A resolution to allocate initial funding resources was passed April 12 by the Niagara Falls Housing Authority board of commissioners.
The engagement started with a $500,000 grant from the New York State Office of the Attorney General NYS Preservation Opportunity Program and Executive Director Clifford Scott. This initiative aims to bring attention to the issues facing the north end areas of Highland and Beech avenues and the Jordan Gardens housing project, and to lay out a plan of engagement to make necessary improvements to support the broader vision for the neighborhood.
A key component in the process is establishing a stakeholder group that will partner with the City of Niagara Falls. The stakeholder group will include 20 people who will have a major voice in determining the development of the neighborhood. Anyone interested can be nominated by reaching out to the NFHA.
“The strength of a city is really evidenced by the investment they make in their neighborhoods,” Mayor Robert M. Restaino said. “This investment that is proposed by the housing authority certainly is one of those projects that will present that kind of pride and that kind of excellence within our community.”
A press release noted, “The north end area faces a lack of jobs, transportation, safety, access to a grocery store, and more. This lack of access is especially alarming as this area is just minutes away from the bustling tourist area near the falls.”
The NFHA, in collaboration with the City of Niagara Falls, has presented a range of initiatives to address the challenges that the north end faces. This includes rehabilitating the Jordan Gardens housing complex, improving public safety, infrastructure updates, creating community gardens, establishing playgrounds and natural play areas for youth, developing single-family homeownership opportunities, bringing a mobile bank to the area, creating commercial and retail activities adjacent to Ninth and Depot streets, and launching and developing sustainable and growing workforce opportunities.
Scott has also identified a key group of consultants to support the stakeholder group for the project. The consultants have already been engaged and collected input and feedback from the north end community. The press release said, “Tanya Mooza Zwahlen and Brooke Mayer from Highland Planning have been vital in representing the voices of the community in regards to collecting input on residents’ wants and needs, as well as Tracy Diina Communications, who work to identify funding opportunities and resources for the neighborhood.
“The consultants will be led by Sabina Ramsey, founder and CEO of Insight Communications, who has a long track record as a strategic communication consultant and working with underserved communities.”

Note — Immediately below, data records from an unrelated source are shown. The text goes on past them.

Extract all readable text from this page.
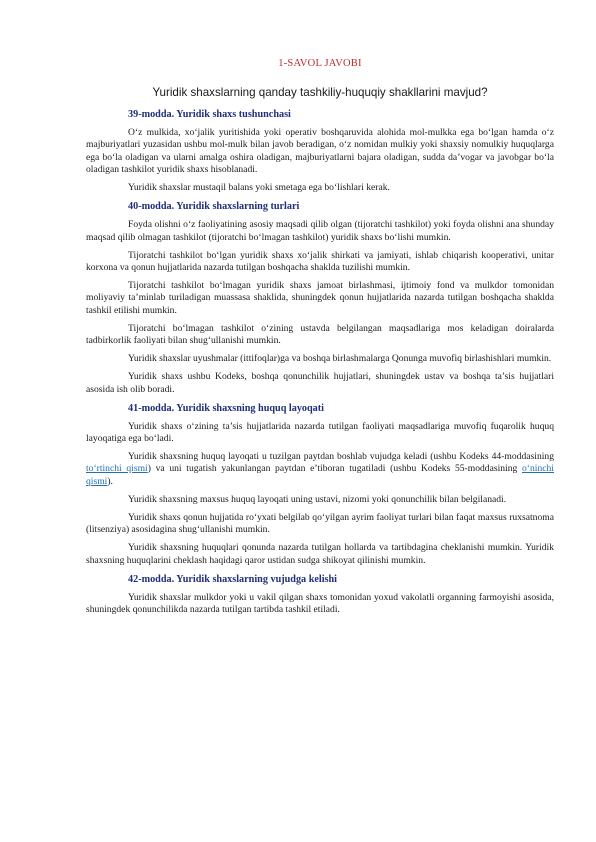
1-SAVOL JAVOBI

Yuridik shaxslarning qanday tashkiliy-huquqiy shakllarini mavjud?

39-modda. Yuridik shaxs tushunchasi

O‘z mulkida, xo‘jalik yuritishida yoki operativ boshqaruvida alohida mol-mulkka ega bo‘lgan hamda o‘z majburiyatlari yuzasidan ushbu mol-mulk bilan javob beradigan, o‘z nomidan mulkiy yoki shaxsiy nomulkiy huquqlarga ega bo‘la oladigan va ularni amalga oshira oladigan, majburiyatlarni bajara oladigan, sudda da’vogar va javobgar bo‘la oladigan tashkilot yuridik shaxs hisoblanadi.

Yuridik shaxslar mustaqil balans yoki smetaga ega bo‘lishlari kerak.

40-modda. Yuridik shaxslarning turlari

Foyda olishni o‘z faoliyatining asosiy maqsadi qilib olgan (tijoratchi tashkilot) yoki foyda olishni ana shunday maqsad qilib olmagan tashkilot (tijoratchi bo‘lmagan tashkilot) yuridik shaxs bo‘lishi mumkin.

Tijoratchi tashkilot bo‘lgan yuridik shaxs xo‘jalik shirkati va jamiyati, ishlab chiqarish kooperativi, unitar korxona va qonun hujjatlarida nazarda tutilgan boshqacha shaklda tuzilishi mumkin.

Tijoratchi tashkilot bo‘lmagan yuridik shaxs jamoat birlashmasi, ijtimoiy fond va mulkdor tomonidan moliyaviy ta’minlab turiladigan muassasa shaklida, shuningdek qonun hujjatlarida nazarda tutilgan boshqacha shaklda tashkil etilishi mumkin.

Tijoratchi bo‘lmagan tashkilot o‘zining ustavda belgilangan maqsadlariga mos keladigan doiralarda tadbirkorlik faoliyati bilan shug‘ullanishi mumkin.

Yuridik shaxslar uyushmalar (ittifoqlar)ga va boshqa birlashmalarga Qonunga muvofiq birlashishlari mumkin.

Yuridik shaxs ushbu Kodeks, boshqa qonunchilik hujjatlari, shuningdek ustav va boshqa ta’sis hujjatlari asosida ish olib boradi.

41-modda. Yuridik shaxsning huquq layoqati

Yuridik shaxs o‘zining ta’sis hujjatlarida nazarda tutilgan faoliyati maqsadlariga muvofiq fuqarolik huquq layoqatiga ega bo‘ladi.

Yuridik shaxsning huquq layoqati u tuzilgan paytdan boshlab vujudga keladi (ushbu Kodeks 44-moddasining to‘rtinchi qismi) va uni tugatish yakunlangan paytdan e’tiboran tugatiladi (ushbu Kodeks 55-moddasining o‘ninchi qismi).

Yuridik shaxsning maxsus huquq layoqati uning ustavi, nizomi yoki qonunchilik bilan belgilanadi.

Yuridik shaxs qonun hujjatida ro‘yxati belgilab qo‘yilgan ayrim faoliyat turlari bilan faqat maxsus ruxsatnoma (litsenziya) asosidagina shug‘ullanishi mumkin.

Yuridik shaxsning huquqlari qonunda nazarda tutilgan hollarda va tartibdagina cheklanishi mumkin. Yuridik shaxsning huquqlarini cheklash haqidagi qaror ustidan sudga shikoyat qilinishi mumkin.

42-modda. Yuridik shaxslarning vujudga kelishi

Yuridik shaxslar mulkdor yoki u vakil qilgan shaxs tomonidan yoxud vakolatli organning farmoyishi asosida, shuningdek qonunchilikda nazarda tutilgan tartibda tashkil etiladi.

Ramsey said, “Our focus will be to support the community by continuing to listen to residents and bringing forth their collective voice through a range of different communication efforts to further strengthen the opportunities for the area.”
Insight Communications spent the fall of 2021 interviewing residents for a video documentary called “The Voices of Jordan Gardens” that was presented at the housing authority’s annual gala on April 21. The documentary highlights the various issues affecting the north end, as well as resident-led efforts to make positive changes.
The first meeting of the stakeholder group will take place in May to kickstart the neighborhood engagement plan to support the vision of revitalizing the north end.